Dave Lawrence is the retired publisher of the Miami Herald and chair of The Children’s Movement of Florida. He says: “Having attended a number Bill Hansen events over the past two decades, my deepest respect for Bill begins with even more than good food and drink. Bill is as good a ‘people person’ as I know, blended with a great appetite to share and serve. His giving spirit sets such a good example in our community, and beyond.”
Carlos Melendez, president of Diamonette Party Rental, adds the perspective of a valued supplier. “I’ve known Bill for 30 years, and he put our small company on the map,” he says. “He demanded the highest quality of equipment and service, and our standards were set high from the beginning because of him. He has spent his whole career teaching people the catering business. Anyone in Miami ‘who is who’ in catering or event planning has in one way or another learned from Bill.”

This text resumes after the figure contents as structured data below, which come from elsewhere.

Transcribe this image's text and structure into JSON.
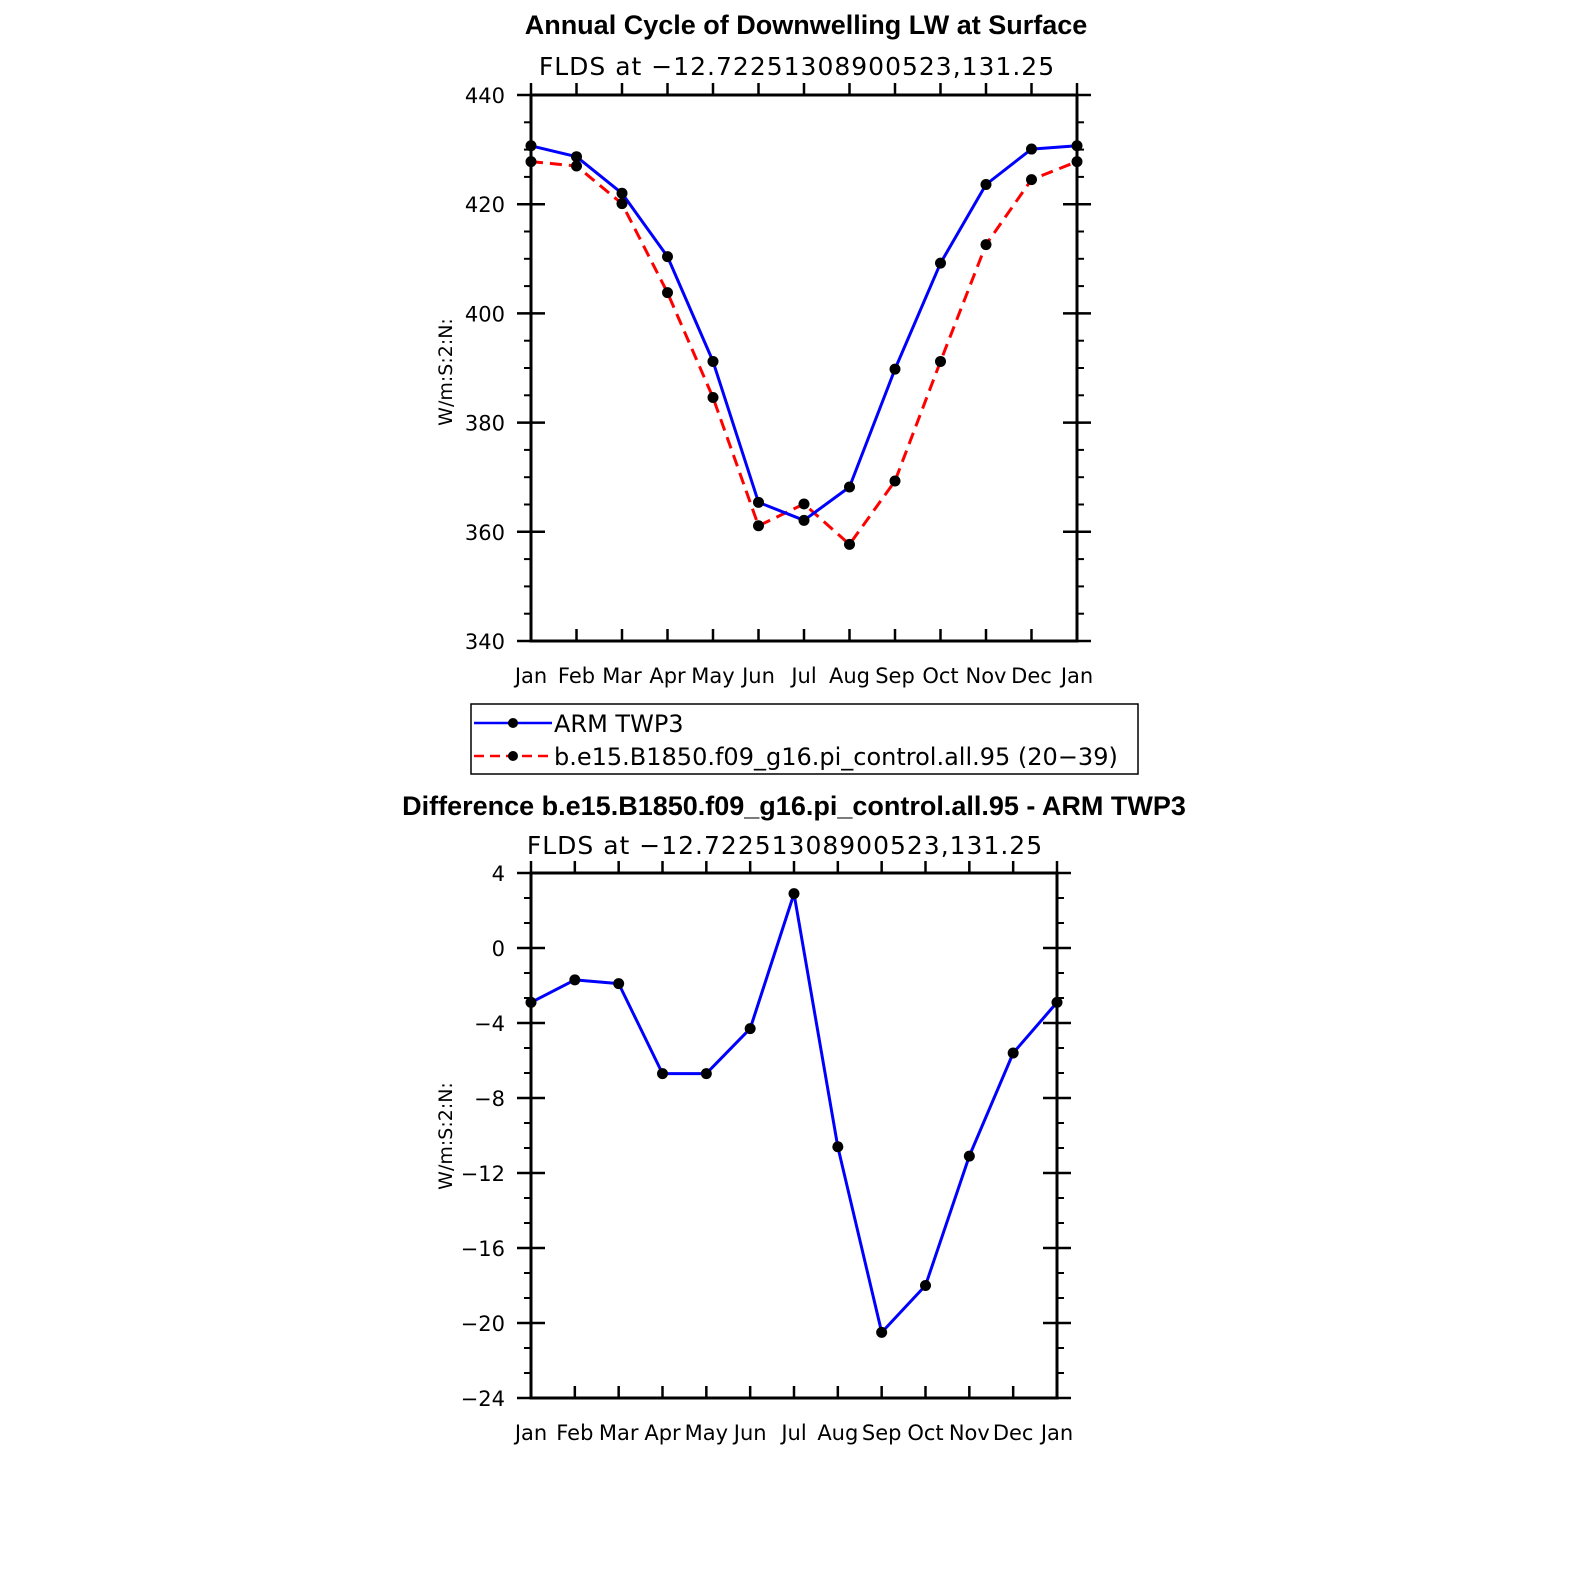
{
  "chart_data": [
    {
      "type": "line",
      "title": "Annual Cycle of Downwelling LW at Surface",
      "subtitle": "FLDS at −12.72251308900523,131.25",
      "ylabel": "W/m:S:2:N:",
      "xlabel": "",
      "ylim": [
        340,
        440
      ],
      "yticks": [
        "440",
        "420",
        "400",
        "380",
        "360",
        "340"
      ],
      "categories": [
        "Jan",
        "Feb",
        "Mar",
        "Apr",
        "May",
        "Jun",
        "Jul",
        "Aug",
        "Sep",
        "Oct",
        "Nov",
        "Dec",
        "Jan"
      ],
      "series": [
        {
          "name": "ARM TWP3",
          "color": "#0000ff",
          "dash": "solid",
          "values": [
            430.7,
            428.7,
            422.0,
            410.4,
            391.2,
            365.4,
            362.1,
            368.2,
            389.8,
            409.2,
            423.6,
            430.1,
            430.7
          ]
        },
        {
          "name": "b.e15.B1850.f09_g16.pi_control.all.95 (20−39)",
          "color": "#ff0000",
          "dash": "dashed",
          "values": [
            427.8,
            427.0,
            420.1,
            403.8,
            384.6,
            361.1,
            365.1,
            357.7,
            369.3,
            391.2,
            412.6,
            424.5,
            427.8
          ]
        }
      ]
    },
    {
      "type": "line",
      "title": "Difference b.e15.B1850.f09_g16.pi_control.all.95 - ARM TWP3",
      "subtitle": "FLDS at −12.72251308900523,131.25",
      "ylabel": "W/m:S:2:N:",
      "xlabel": "",
      "ylim": [
        -24,
        4
      ],
      "yticks": [
        "4",
        "0",
        "−4",
        "−8",
        "−12",
        "−16",
        "−20",
        "−24"
      ],
      "categories": [
        "Jan",
        "Feb",
        "Mar",
        "Apr",
        "May",
        "Jun",
        "Jul",
        "Aug",
        "Sep",
        "Oct",
        "Nov",
        "Dec",
        "Jan"
      ],
      "series": [
        {
          "name": "Difference",
          "color": "#0000ff",
          "dash": "solid",
          "values": [
            -2.9,
            -1.7,
            -1.9,
            -6.7,
            -6.7,
            -4.3,
            2.9,
            -10.6,
            -20.5,
            -18.0,
            -11.1,
            -5.6,
            -2.9
          ]
        }
      ]
    }
  ]
}
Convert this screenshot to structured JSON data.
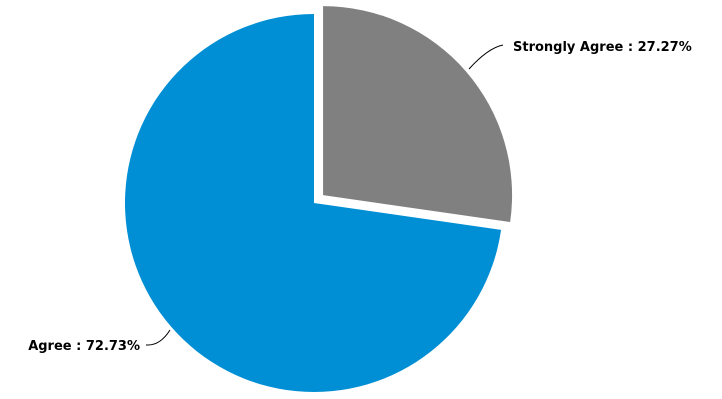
{
  "chart_data": {
    "type": "pie",
    "title": "",
    "slices": [
      {
        "label": "Strongly Agree",
        "value": 27.27,
        "display": "Strongly Agree : 27.27%",
        "color": "#808080",
        "exploded": true
      },
      {
        "label": "Agree",
        "value": 72.73,
        "display": "Agree : 72.73%",
        "color": "#008FD5",
        "exploded": false
      }
    ],
    "start_angle_deg": 0,
    "direction": "clockwise",
    "legend": "none"
  }
}
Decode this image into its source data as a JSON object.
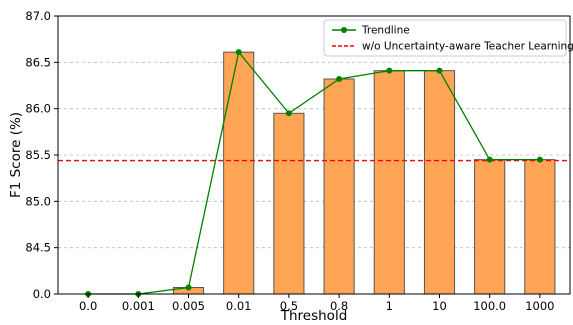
{
  "chart_data": {
    "type": "bar",
    "xlabel": "Threshold",
    "ylabel": "F1 Score (%)",
    "categories": [
      "0.0",
      "0.001",
      "0.005",
      "0.01",
      "0.5",
      "0.8",
      "1",
      "10",
      "100.0",
      "1000"
    ],
    "bar_values": [
      0.0,
      0.0,
      84.07,
      86.61,
      85.95,
      86.32,
      86.41,
      86.41,
      85.45,
      85.45
    ],
    "trendline": {
      "name": "Trendline",
      "type": "line",
      "values": [
        0.0,
        0.0,
        84.07,
        86.61,
        85.95,
        86.32,
        86.41,
        86.41,
        85.45,
        85.45
      ],
      "color": "#008000"
    },
    "reference_line": {
      "name": "w/o Uncertainty-aware Teacher Learning",
      "value": 85.44,
      "color": "#ff0000",
      "style": "dashed"
    },
    "y_ticks": [
      "0.0",
      "84.5",
      "85.0",
      "85.5",
      "86.0",
      "86.5",
      "87.0"
    ],
    "y_tick_values": [
      84.0,
      84.5,
      85.0,
      85.5,
      86.0,
      86.5,
      87.0
    ],
    "y_axis_break": {
      "displayed_bottom": 84.0,
      "bottom_label": "0.0"
    },
    "ylim": [
      84.0,
      87.0
    ],
    "grid": {
      "y": true,
      "x": false
    },
    "legend_position": "top-right",
    "colors": {
      "bar_fill": "#ffa555",
      "bar_edge": "#555555",
      "grid": "#bbbbbb"
    }
  }
}
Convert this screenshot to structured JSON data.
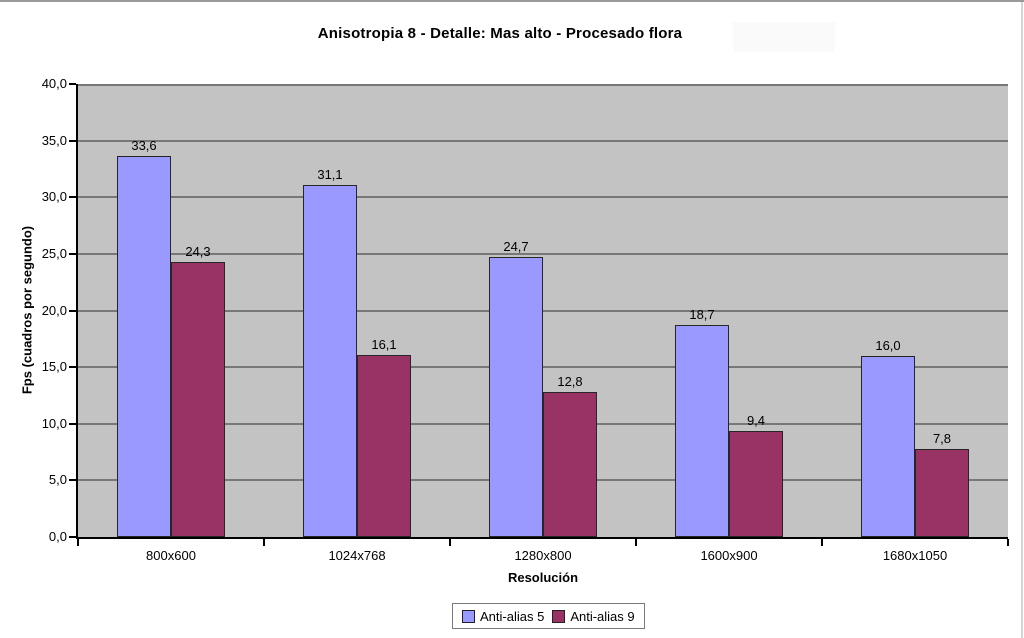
{
  "window": {
    "top_border_color": "#9a9a9a",
    "right_border_color": "#d4d4d4"
  },
  "chart_data": {
    "type": "bar",
    "title": "Anisotropia 8 - Detalle: Mas alto - Procesado flora",
    "xlabel": "Resolución",
    "ylabel": "Fps (cuadros por segundo)",
    "ylim": [
      0,
      40
    ],
    "y_tick_step": 5,
    "y_tick_labels": [
      "0,0",
      "5,0",
      "10,0",
      "15,0",
      "20,0",
      "25,0",
      "30,0",
      "35,0",
      "40,0"
    ],
    "categories": [
      "800x600",
      "1024x768",
      "1280x800",
      "1600x900",
      "1680x1050"
    ],
    "series": [
      {
        "name": "Anti-alias 5",
        "color": "#9999FF",
        "values": [
          33.6,
          31.1,
          24.7,
          18.7,
          16.0
        ],
        "labels": [
          "33,6",
          "31,1",
          "24,7",
          "18,7",
          "16,0"
        ]
      },
      {
        "name": "Anti-alias 9",
        "color": "#993366",
        "values": [
          24.3,
          16.1,
          12.8,
          9.4,
          7.8
        ],
        "labels": [
          "24,3",
          "16,1",
          "12,8",
          "9,4",
          "7,8"
        ]
      }
    ],
    "grid": true,
    "gridline_color": "#777777",
    "plot_bg_color": "#c3c3c3",
    "axis_color": "#000000",
    "legend_position": "bottom-center"
  }
}
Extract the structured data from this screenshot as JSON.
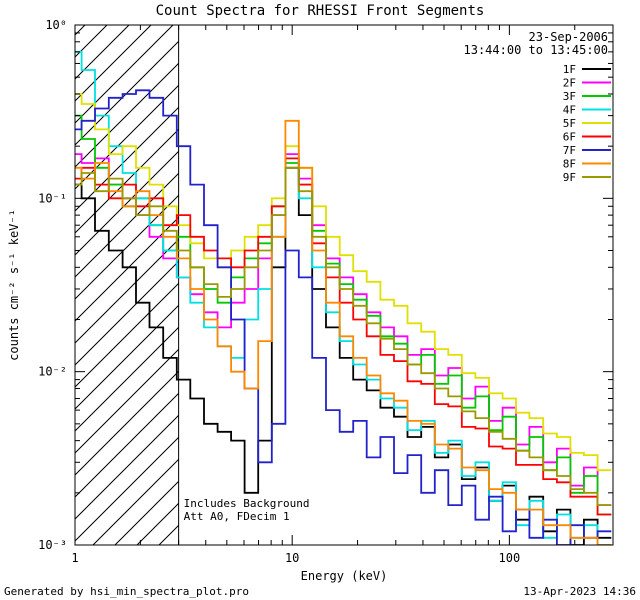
{
  "page": {
    "title": "Count Spectra for RHESSI Front Segments",
    "footer_left": "Generated by hsi_min_spectra_plot.pro",
    "footer_right": "13-Apr-2023 14:36"
  },
  "chart_data": {
    "type": "line",
    "subtype": "histogram-step-spectra",
    "title": "Count Spectra for RHESSI Front Segments",
    "xlabel": "Energy (keV)",
    "ylabel": "counts cm⁻² s⁻¹ keV⁻¹",
    "xscale": "log",
    "yscale": "log",
    "xlim": [
      1,
      300
    ],
    "ylim": [
      0.001,
      1
    ],
    "grid": false,
    "legend_position": "top-right",
    "date_label": "23-Sep-2006",
    "time_label": "13:44:00 to 13:45:00",
    "annotations": [
      "Includes Background",
      "Att A0, FDecim 1"
    ],
    "hatch_region": {
      "xmin": 1,
      "xmax": 3
    },
    "x_ticks": [
      1,
      10,
      100
    ],
    "x_tick_labels": [
      "1",
      "10",
      "100"
    ],
    "y_ticks": [
      0.001,
      0.01,
      0.1,
      1
    ],
    "y_tick_labels": [
      "10⁻³",
      "10⁻²",
      "10⁻¹",
      "10⁰"
    ],
    "energies": [
      1.0,
      1.15,
      1.33,
      1.54,
      1.78,
      2.05,
      2.37,
      2.74,
      3.16,
      3.65,
      4.22,
      4.87,
      5.62,
      6.49,
      7.5,
      8.66,
      10,
      11.5,
      13.3,
      15.4,
      17.8,
      20.5,
      23.7,
      27.4,
      31.6,
      36.5,
      42.2,
      48.7,
      56.2,
      64.9,
      75,
      86.6,
      100,
      115,
      133,
      154,
      178,
      205,
      237,
      274
    ],
    "series": [
      {
        "name": "1F",
        "color": "#000000",
        "values": [
          0.12,
          0.1,
          0.065,
          0.05,
          0.04,
          0.025,
          0.018,
          0.012,
          0.009,
          0.007,
          0.005,
          0.0045,
          0.004,
          0.002,
          0.004,
          0.04,
          0.15,
          0.08,
          0.03,
          0.018,
          0.012,
          0.009,
          0.0078,
          0.0062,
          0.0055,
          0.0042,
          0.0048,
          0.0032,
          0.0038,
          0.0024,
          0.0028,
          0.0018,
          0.0022,
          0.0014,
          0.0019,
          0.0012,
          0.0016,
          0.001,
          0.0014,
          0.0011
        ]
      },
      {
        "name": "2F",
        "color": "#FF00FF",
        "values": [
          0.18,
          0.16,
          0.17,
          0.12,
          0.1,
          0.08,
          0.06,
          0.045,
          0.035,
          0.028,
          0.022,
          0.018,
          0.025,
          0.03,
          0.045,
          0.08,
          0.18,
          0.13,
          0.07,
          0.045,
          0.035,
          0.028,
          0.022,
          0.018,
          0.016,
          0.0125,
          0.0135,
          0.0095,
          0.0105,
          0.007,
          0.0082,
          0.0052,
          0.0062,
          0.0038,
          0.0048,
          0.003,
          0.0036,
          0.0022,
          0.0028,
          0.0017
        ]
      },
      {
        "name": "3F",
        "color": "#00C800",
        "values": [
          0.3,
          0.22,
          0.15,
          0.12,
          0.09,
          0.1,
          0.07,
          0.05,
          0.06,
          0.04,
          0.03,
          0.025,
          0.035,
          0.045,
          0.055,
          0.09,
          0.16,
          0.12,
          0.065,
          0.042,
          0.032,
          0.026,
          0.021,
          0.016,
          0.0145,
          0.011,
          0.0125,
          0.0085,
          0.0095,
          0.0062,
          0.0072,
          0.0046,
          0.0055,
          0.0035,
          0.0042,
          0.0027,
          0.0032,
          0.002,
          0.0025,
          0.0015
        ]
      },
      {
        "name": "4F",
        "color": "#00E0E0",
        "values": [
          0.7,
          0.55,
          0.3,
          0.2,
          0.14,
          0.1,
          0.07,
          0.05,
          0.035,
          0.025,
          0.018,
          0.014,
          0.012,
          0.02,
          0.03,
          0.06,
          0.17,
          0.1,
          0.04,
          0.022,
          0.015,
          0.011,
          0.009,
          0.007,
          0.0062,
          0.0046,
          0.0052,
          0.0034,
          0.004,
          0.0025,
          0.003,
          0.0018,
          0.0023,
          0.0013,
          0.0018,
          0.0011,
          0.0015,
          0.0011,
          0.0013,
          0.001
        ]
      },
      {
        "name": "5F",
        "color": "#E0E000",
        "values": [
          0.4,
          0.35,
          0.25,
          0.18,
          0.2,
          0.15,
          0.12,
          0.09,
          0.07,
          0.055,
          0.045,
          0.04,
          0.05,
          0.06,
          0.07,
          0.1,
          0.2,
          0.15,
          0.09,
          0.06,
          0.047,
          0.038,
          0.033,
          0.026,
          0.024,
          0.019,
          0.017,
          0.0135,
          0.0125,
          0.0098,
          0.0092,
          0.0075,
          0.007,
          0.0058,
          0.0054,
          0.0044,
          0.0042,
          0.0034,
          0.0033,
          0.0027
        ]
      },
      {
        "name": "6F",
        "color": "#FF0000",
        "values": [
          0.13,
          0.15,
          0.12,
          0.1,
          0.12,
          0.09,
          0.1,
          0.07,
          0.08,
          0.06,
          0.05,
          0.045,
          0.04,
          0.05,
          0.06,
          0.09,
          0.17,
          0.12,
          0.055,
          0.035,
          0.025,
          0.02,
          0.016,
          0.0125,
          0.0115,
          0.0088,
          0.0085,
          0.0065,
          0.0063,
          0.0048,
          0.0047,
          0.0037,
          0.0036,
          0.0029,
          0.0029,
          0.0024,
          0.0023,
          0.0019,
          0.0019,
          0.0015
        ]
      },
      {
        "name": "7F",
        "color": "#2222CC",
        "values": [
          0.25,
          0.28,
          0.33,
          0.38,
          0.4,
          0.42,
          0.38,
          0.3,
          0.2,
          0.12,
          0.07,
          0.04,
          0.02,
          0.008,
          0.003,
          0.005,
          0.05,
          0.035,
          0.012,
          0.006,
          0.0045,
          0.0052,
          0.0032,
          0.0042,
          0.0026,
          0.0033,
          0.002,
          0.0027,
          0.0017,
          0.0022,
          0.0014,
          0.0019,
          0.0012,
          0.0016,
          0.0011,
          0.0014,
          0.001,
          0.0013,
          0.0011,
          0.0012
        ]
      },
      {
        "name": "8F",
        "color": "#FF8800",
        "values": [
          0.15,
          0.13,
          0.16,
          0.11,
          0.09,
          0.11,
          0.08,
          0.06,
          0.045,
          0.03,
          0.02,
          0.014,
          0.01,
          0.008,
          0.015,
          0.06,
          0.28,
          0.15,
          0.05,
          0.025,
          0.016,
          0.012,
          0.0095,
          0.0075,
          0.0068,
          0.0052,
          0.005,
          0.0038,
          0.0036,
          0.0028,
          0.0027,
          0.0021,
          0.002,
          0.0016,
          0.0016,
          0.0013,
          0.0013,
          0.0011,
          0.0011,
          0.001
        ]
      },
      {
        "name": "9F",
        "color": "#9A9A00",
        "values": [
          0.12,
          0.14,
          0.11,
          0.13,
          0.1,
          0.08,
          0.09,
          0.065,
          0.05,
          0.04,
          0.032,
          0.027,
          0.03,
          0.04,
          0.05,
          0.08,
          0.15,
          0.11,
          0.06,
          0.04,
          0.03,
          0.024,
          0.019,
          0.0155,
          0.0135,
          0.011,
          0.0098,
          0.008,
          0.0072,
          0.0059,
          0.0054,
          0.0045,
          0.0041,
          0.0035,
          0.0032,
          0.0027,
          0.0025,
          0.0021,
          0.002,
          0.0017
        ]
      }
    ]
  }
}
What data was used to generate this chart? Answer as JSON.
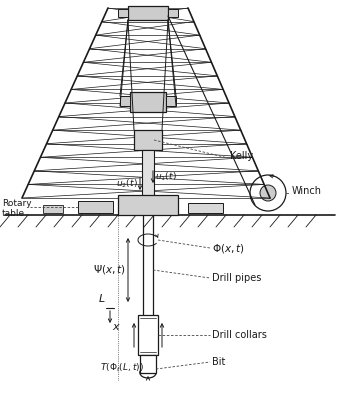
{
  "bg_color": "#ffffff",
  "line_color": "#1a1a1a",
  "dashed_color": "#444444",
  "fig_width": 3.42,
  "fig_height": 4.12,
  "dpi": 100,
  "labels": {
    "kelly": "Kelly",
    "winch": "Winch",
    "rotary_table": "Rotary\ntable",
    "drill_pipes": "Drill pipes",
    "drill_collars": "Drill collars",
    "bit": "Bit",
    "u2": "$u_2(t)$",
    "u1": "$u_1(t)$",
    "Phi": "$\\Phi(x,t)$",
    "Psi": "$\\Psi(x,t)$",
    "L": "$L$",
    "x": "$x$",
    "T": "$T(\\Phi_t(L,t))$"
  }
}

“We have to be prepared for the good, the bad, and the ugly in this industry,” Hansen says. “There are always ups and downs, and we need to enjoy the good times, because sooner or later, the economy won’t be this good.
“If you want to be successful, it’s so important to be innovative and learn new things. If you don’t keep up with what the millennials want and what your competition is doing, you can be left in the dust. We need to remember we’re selling experiences, not just food and beverage.”
For Hansen, the end date is not in sight: “I love what I do and I’ll keep going until I can’t do it anymore. I want to see the people who work for me succeed, because they’re the future of our industry. At this point in my life, it’s about helping others grow and succeed.”
He left his heart at Catersource
In addition to his active involvement in the business, he and Terry take three trips a year. “We always go at least once each year to Las Vegas, so I can visit my money,” Bill jokes.
He’s determined to keep going strong. “I saw Tony Bennett sing at the Macy’s Thanksgiving Day Parade last year, and there he was, 91 years old, singing away. I want to be like that. Granted, I don’t load trucks anymore. But I want to be speaking at Catersource when I’m 90.”